The board is designed to be made up of 18 criminal justice stakeholders, including a victim advocacy representative and an individual previously convicted of a sex offense who has successfully completed supervision and treatment. The goal is to make sure everyone has a seat at the table as they craft policy recommendations for the Utah Legislature.
“We want to make sure that we’re implementing evidence-based policies — that we’re really listening to what not only the public concerns, hopes, and wants are, but also those who are in this population (of sex offenders) as well,” Leslie said.
The board’s early priorities include digging into issues with the state’s online Sex Offender and Kidnap Registry and sex offense treatment in Utah.

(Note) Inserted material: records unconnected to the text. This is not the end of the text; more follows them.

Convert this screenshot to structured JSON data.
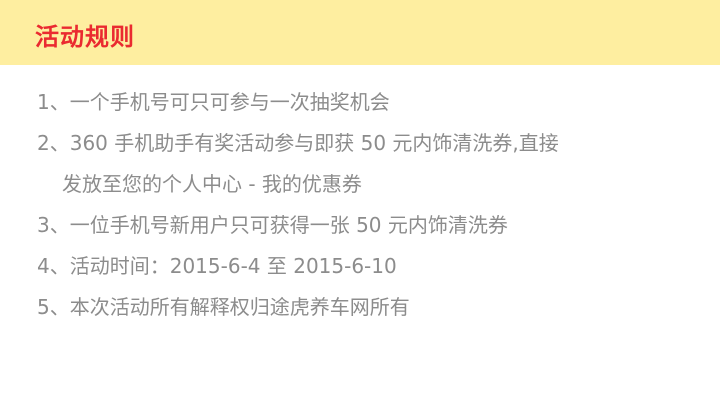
{
  "header": {
    "title": "活动规则"
  },
  "rules": [
    "1、一个手机号可只可参与一次抽奖机会",
    "2、360 手机助手有奖活动参与即获 50 元内饰清洗券,直接",
    "发放至您的个人中心 - 我的优惠券",
    "3、一位手机号新用户只可获得一张 50 元内饰清洗券",
    "4、活动时间：2015-6-4 至 2015-6-10",
    "5、本次活动所有解释权归途虎养车网所有"
  ],
  "colors": {
    "header_bg": "#feeea0",
    "title": "#ea2a30",
    "text": "#8c8c8c"
  }
}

A recent KSL Investigation revealing more than 100 convicted sex offenders missing from Utah’s registry and prompting an internal audit by the Utah Department of Corrections was also on Wednesday’s agenda.
“When that came out, I think one or two victims called me and they were concerned,” said Davis County prosecutor Tony Graf. “And as prosecutors, we definitely talked about it, and so I think it’s a natural concern people have.”
Board members noted they’ve already created a subcommittee to look into issues with the registry. That subcommittee is also exploring a request from lawmakers to consider changes to how the registry works – specifically, the idea of implementing a risk-based registry. Some legislators are interested in using risk assessments to help determine who should be on the registry and for how long.
“The goal of the board is to be like, is the current system that we have with the registry, is that the most appropriate with this population, or is something different a better way to go,” Leslie said. “We’re really trying to make Utah a safe place to live, and that really is our ultimate goal with this board.”
The board is set to meet again in early January and will meet more regularly during the 2024 legislative session in order to provide feedback on proposed legislation.